The college would train up to 600 students a year, plugging a forecast regional skills gap, with 8,500 engineers expected to retire by 2016.
Hitachi, which will start building trains in Aycliffe in 2016, wants workers for its 730-jobs plant, while chassis maker Gestamp plans to create 320 posts.
Mr Wilson, who played a pivotal role in Hitachi choosing Aycliffe as its base, said a UTC would be vitally important in bolstering the region's manufacturing strength.
He said: “We need something that is going to act as a catalyst to improve skills and apprenticeships in the area.
“These plans will be a way forward to do that.
“If the UTC approved, it will be the first in the North-East, and it could pave the way for more.
“We need increase skills and knowledge and the UTC has my full support.”

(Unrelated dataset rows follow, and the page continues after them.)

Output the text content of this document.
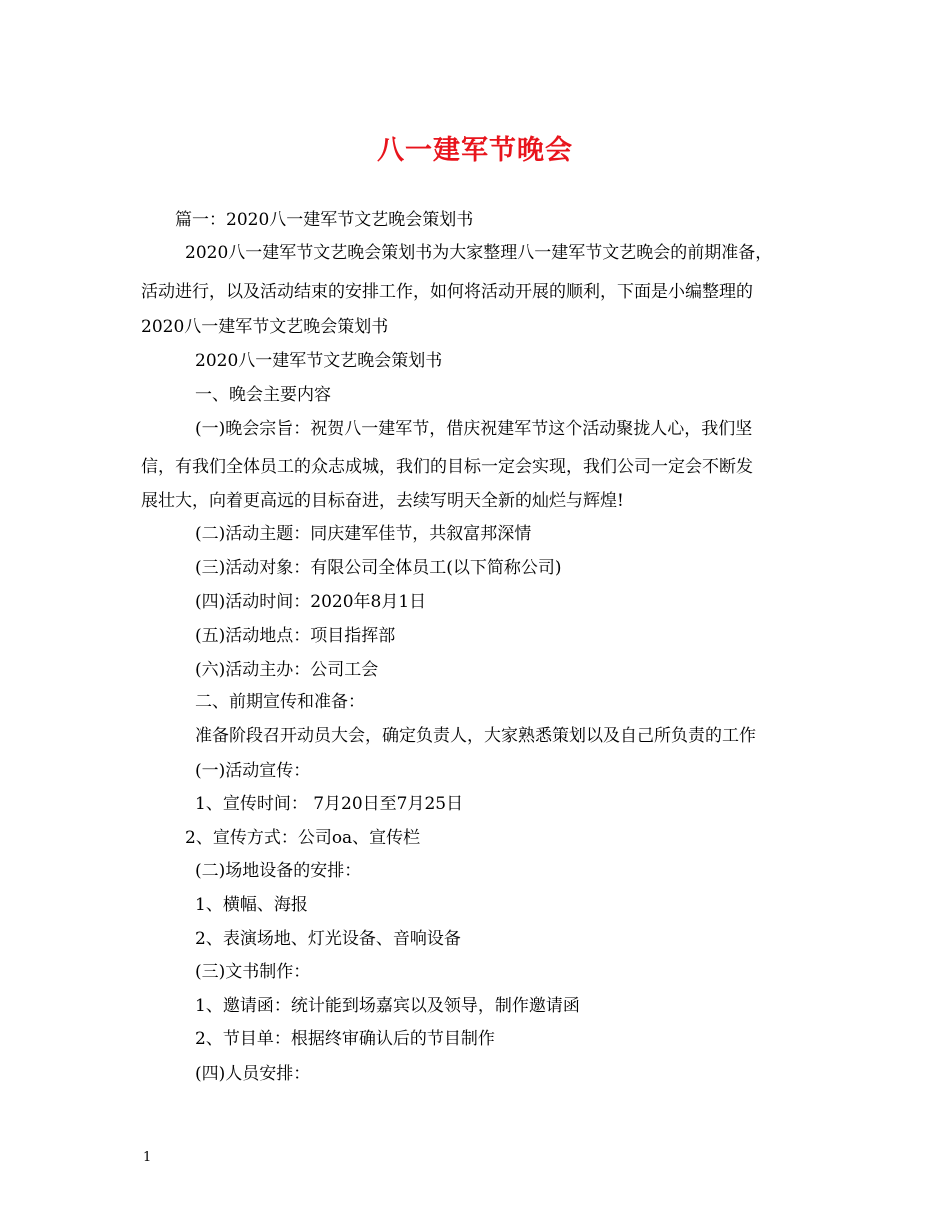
八一建军节晚会
篇一：2020八一建军节文艺晚会策划书
2020八一建军节文艺晚会策划书为大家整理八一建军节文艺晚会的前期准备，
活动进行，以及活动结束的安排工作，如何将活动开展的顺利，下面是小编整理的
2020八一建军节文艺晚会策划书
2020八一建军节文艺晚会策划书
一、晚会主要内容
(一)晚会宗旨：祝贺八一建军节，借庆祝建军节这个活动聚拢人心，我们坚
信，有我们全体员工的众志成城，我们的目标一定会实现，我们公司一定会不断发
展壮大，向着更高远的目标奋进，去续写明天全新的灿烂与辉煌!
(二)活动主题：同庆建军佳节，共叙富邦深情
(三)活动对象：有限公司全体员工(以下简称公司)
(四)活动时间：2020年8月1日
(五)活动地点：项目指挥部
(六)活动主办：公司工会
二、前期宣传和准备：
准备阶段召开动员大会，确定负责人，大家熟悉策划以及自己所负责的工作
(一)活动宣传：
1、宣传时间： 7月20日至7月25日
2、宣传方式：公司oa、宣传栏
(二)场地设备的安排：
1、横幅、海报
2、表演场地、灯光设备、音响设备
(三)文书制作：
1、邀请函：统计能到场嘉宾以及领导，制作邀请函
2、节目单：根据终审确认后的节目制作
(四)人员安排：
1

The original proposals, which the DfE turned down, had attracted backing from Transport Secretary Patrick McLoughlin and Transport Minister Stephen Hammond.
The Northern Echo understands DfE ministers were not convinced the bid was ready.
However, Darren Cumner, Hitachi's Aycliffe plant manager, told The Northern Echo: “We have worked on our bid and hope it will satisfy the DfE’s requirements.
“We are looking at all options to encourage young people to choose a technical career, and for us, a UTC is an additional route to do so.”
UTCs are modelled on 1940s technical schools, providing extended work placements and core GCSE subjects to improve skills.
In March last year, the Government approved 13 new UTCs, nine of them in the South, and the coalition Government has backed 45 in total, though the Aycliffe centre would be the first in this region.